Windows Phone and Android 12.

5 ways Windows Phone was ahead of its time

Windows Phone and Android 12.

In the landscape of mobile operating systems, Windows Phone did not exist very long (2010-2017). It was never very popular, but Microsoft gave it some cool new ideas. Some of these ideas ended up being ahead of their time.

Windows Phone 7 eventually became Windows Phone 8 and then Windows 10 Mobile, but the same issues followed it with each iteration, like where were the third-party apps? It still had a serious impact on the mobile industry.

Minimalist design

If there’s one area where Microsoft was unquestionably ahead of the curve, perhaps even responsible for starting the trend, it’s Windows Phone’s minimalist design.

The first version of Windows Phone was released in 2010 and it looked like what you see in the image at the top of this page: very minimalistic and flat; white icons on solid color tiles. Meanwhile, Android 2.3 Gingerbread looked like this and iOS 4 looked like this.

It doesn’t take a degree in software design to see that these Android and iPhone designs haven’t aged well, while the Windows Phone user interface could easily pass for a modern operating system. Apple and many Android device makers embraced more minimalist and flat designs in the years that followed.

Applications in the form of widgets

Apple weather widgets.
It’s so close to being Live Tiles.

Speaking of minimalist design, one of the standouts of this design was the Live Tiles. Android had been making widgets for a while and the iPhone was a few years away from adding its own. Live Tiles existed somewhere in between.

The Live Tiles were an amalgamation of the icons and widgets typical of home screen apps. Rather than having separate app icons and widgets, Windows Phone Live Tiles was both. A live tile can be a small static icon or expanded into a large widget with dynamic information.

Apple has somewhat adopted a similar idea with its widgets, which were introduced in iOS 14. They’re still separate from the home screen app icons, but visually they look like extended app icons. . The app name label is even still displayed below. It wouldn’t be crazy to see Apple finally embrace the Windows Phone implementation.

RELATED: 10 awesome iPhone home screen widgets to get you started

Light and dark mode

Choice of Windows Phone colors.

Both Android and iPhone now have full dark and light modes, but it wasn’t always this way. In fact, they both added it back in 2019, when it had been included as a Windows Phone day one feature since 2010.

The system-wide dark and light themes we see in Android and iPhone these days work very similarly to Windows Phone. Many UI elements and even apps supporting the feature would adapt to the system theme. Microsoft nailed this nearly a decade before Apple and Google.

RELATED: How to Enable Dark Mode at Sunset on Android

Adaptive color themes

Windows Phone apps with colors.

Android 12 introduced a new theme system called “Material You”. It uses your wallpaper to create a color palette applied to many areas of your phone. Accent colors can be found in the Quick Settings panel, system apps, and even third-party apps that support them.
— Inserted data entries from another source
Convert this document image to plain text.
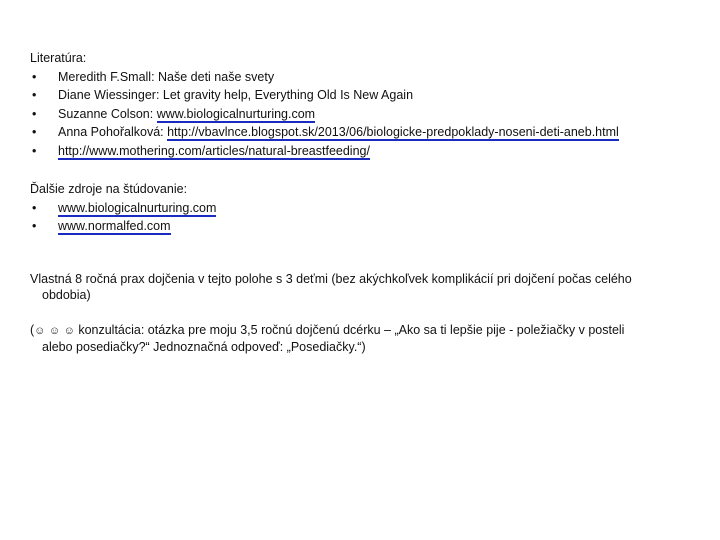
Literatúra:
•	Meredith F.Small: Naše deti naše svety
•	Diane Wiessinger: Let gravity help, Everything Old Is New Again
•	Suzanne Colson: www.biologicalnurturing.com
•	Anna Pohořalková: http://vbavlnce.blogspot.sk/2013/06/biologicke-predpoklady-noseni-deti-aneb.html
•	http://www.mothering.com/articles/natural-breastfeeding/
Ďalšie zdroje na štúdovanie:
•	www.biologicalnurturing.com
•	www.normalfed.com
Vlastná 8 ročná prax dojčenia v tejto polohe s 3 deťmi (bez akýchkoľvek komplikácií pri dojčení počas celého
obdobia)
(☺ ☺ ☺ konzultácia: otázka pre moju 3,5 ročnú dojčenú dcérku – „Ako sa ti lepšie pije - poležiačky v posteli
alebo posediačky?“ Jednoznačná odpoveď: „Posediačky.“)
This is another feature that Windows Phone had since day one. The color you chose for the Live Tiles will also be used in many other areas. It wasn’t just an accent color for the home screen, it was the accent color for system settings and any third-party apps that chose to support it as well.
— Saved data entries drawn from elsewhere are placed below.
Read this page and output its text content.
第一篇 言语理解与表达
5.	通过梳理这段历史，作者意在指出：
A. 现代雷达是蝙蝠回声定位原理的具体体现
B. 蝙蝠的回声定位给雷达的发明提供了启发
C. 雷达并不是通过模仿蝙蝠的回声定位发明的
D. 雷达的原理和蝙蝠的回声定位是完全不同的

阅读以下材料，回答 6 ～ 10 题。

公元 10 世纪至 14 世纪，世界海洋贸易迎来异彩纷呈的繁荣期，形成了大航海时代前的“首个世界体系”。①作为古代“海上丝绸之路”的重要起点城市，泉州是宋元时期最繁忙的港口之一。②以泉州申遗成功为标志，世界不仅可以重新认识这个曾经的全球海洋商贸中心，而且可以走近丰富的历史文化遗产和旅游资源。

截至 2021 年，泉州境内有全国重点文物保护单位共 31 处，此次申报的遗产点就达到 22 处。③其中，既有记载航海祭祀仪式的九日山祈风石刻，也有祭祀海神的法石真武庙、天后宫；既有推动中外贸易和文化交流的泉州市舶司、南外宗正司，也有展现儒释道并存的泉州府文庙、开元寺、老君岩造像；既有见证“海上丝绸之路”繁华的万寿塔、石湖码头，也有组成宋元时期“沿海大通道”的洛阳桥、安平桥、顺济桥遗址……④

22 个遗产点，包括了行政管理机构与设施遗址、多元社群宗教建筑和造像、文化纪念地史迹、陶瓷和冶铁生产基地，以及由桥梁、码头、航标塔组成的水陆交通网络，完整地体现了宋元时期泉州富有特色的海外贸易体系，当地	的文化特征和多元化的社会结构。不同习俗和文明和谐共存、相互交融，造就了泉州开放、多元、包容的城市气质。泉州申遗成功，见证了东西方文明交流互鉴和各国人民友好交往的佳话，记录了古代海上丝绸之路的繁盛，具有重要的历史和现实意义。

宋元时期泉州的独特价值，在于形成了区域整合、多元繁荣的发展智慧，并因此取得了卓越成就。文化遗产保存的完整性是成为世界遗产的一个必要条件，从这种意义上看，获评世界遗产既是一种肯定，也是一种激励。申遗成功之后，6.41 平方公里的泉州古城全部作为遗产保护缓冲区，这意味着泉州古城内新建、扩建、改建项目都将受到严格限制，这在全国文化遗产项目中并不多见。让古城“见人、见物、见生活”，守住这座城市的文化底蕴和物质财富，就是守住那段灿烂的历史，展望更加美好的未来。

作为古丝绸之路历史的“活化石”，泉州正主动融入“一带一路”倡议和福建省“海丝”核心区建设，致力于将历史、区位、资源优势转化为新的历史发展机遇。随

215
RELATED: Android 12 has the best Windows Phone feel

identify songs

Okay, it’s not a huge feature, but Microsoft beat the iPhone and Android for native song identification. Both platforms had third-party apps such as Shazam, but Windows Phone could do this directly from the Bing app.
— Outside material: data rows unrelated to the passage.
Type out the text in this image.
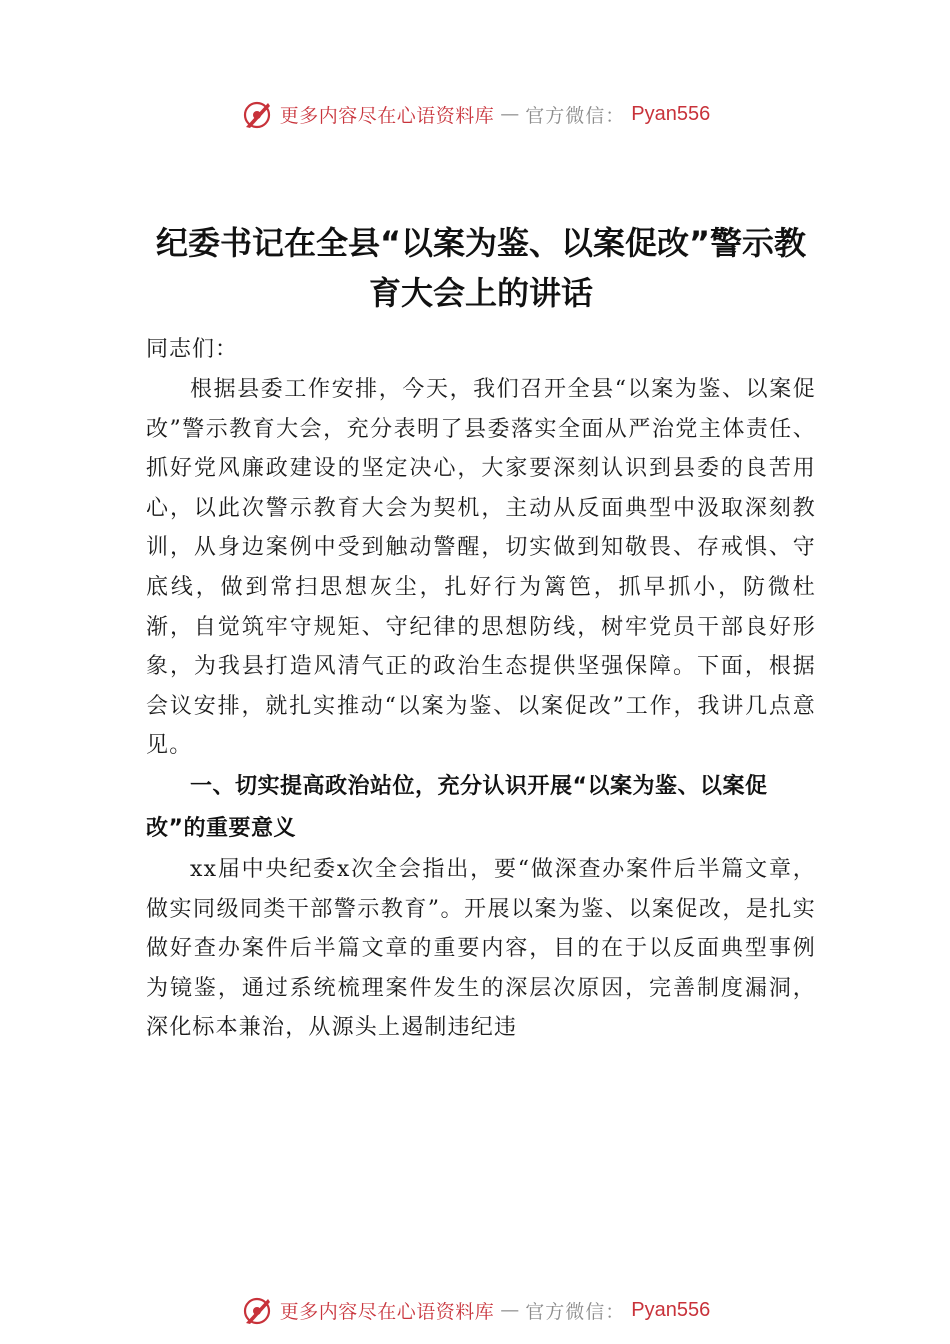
更多内容尽在心语资料库 — 官方微信： Pyan556
纪委书记在全县“以案为鉴、以案促改”警示教育大会上的讲话

同志们：

根据县委工作安排，今天，我们召开全县“以案为鉴、以案促改”警示教育大会，充分表明了县委落实全面从严治党主体责任、抓好党风廉政建设的坚定决心，大家要深刻认识到县委的良苦用心，以此次警示教育大会为契机，主动从反面典型中汲取深刻教训，从身边案例中受到触动警醒，切实做到知敬畏、存戒惧、守底线，做到常扫思想灰尘，扎好行为篱笆，抓早抓小，防微杜渐，自觉筑牢守规矩、守纪律的思想防线，树牢党员干部良好形象，为我县打造风清气正的政治生态提供坚强保障。下面，根据会议安排，就扎实推动“以案为鉴、以案促改”工作，我讲几点意见。

一、切实提高政治站位，充分认识开展“以案为鉴、以案促改”的重要意义

xx届中央纪委x次全会指出，要“做深查办案件后半篇文章，做实同级同类干部警示教育”。开展以案为鉴、以案促改，是扎实做好查办案件后半篇文章的重要内容，目的在于以反面典型事例为镜鉴，通过系统梳理案件发生的深层次原因，完善制度漏洞，深化标本兼治，从源头上遏制违纪违

更多内容尽在心语资料库 — 官方微信： Pyan556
These days, Google Assistant can quickly identify songs, and Pixel phones can do it without you even asking. The iPhone also has a built-in Shazam button that can be added to Control Center, and Siri can do that. It might be a small thing, but Microsoft did it first.

RELATED: How to hum to search for a song using Google


Like its fellow mobile operating systems WebOS and BlackBerry OS, Windows Phone had a lot to offer the industry. Android and iPhone are better today thanks to ideas from Microsoft. Competition drives companies to innovate and adapt, but competition also means that someone is going to lose.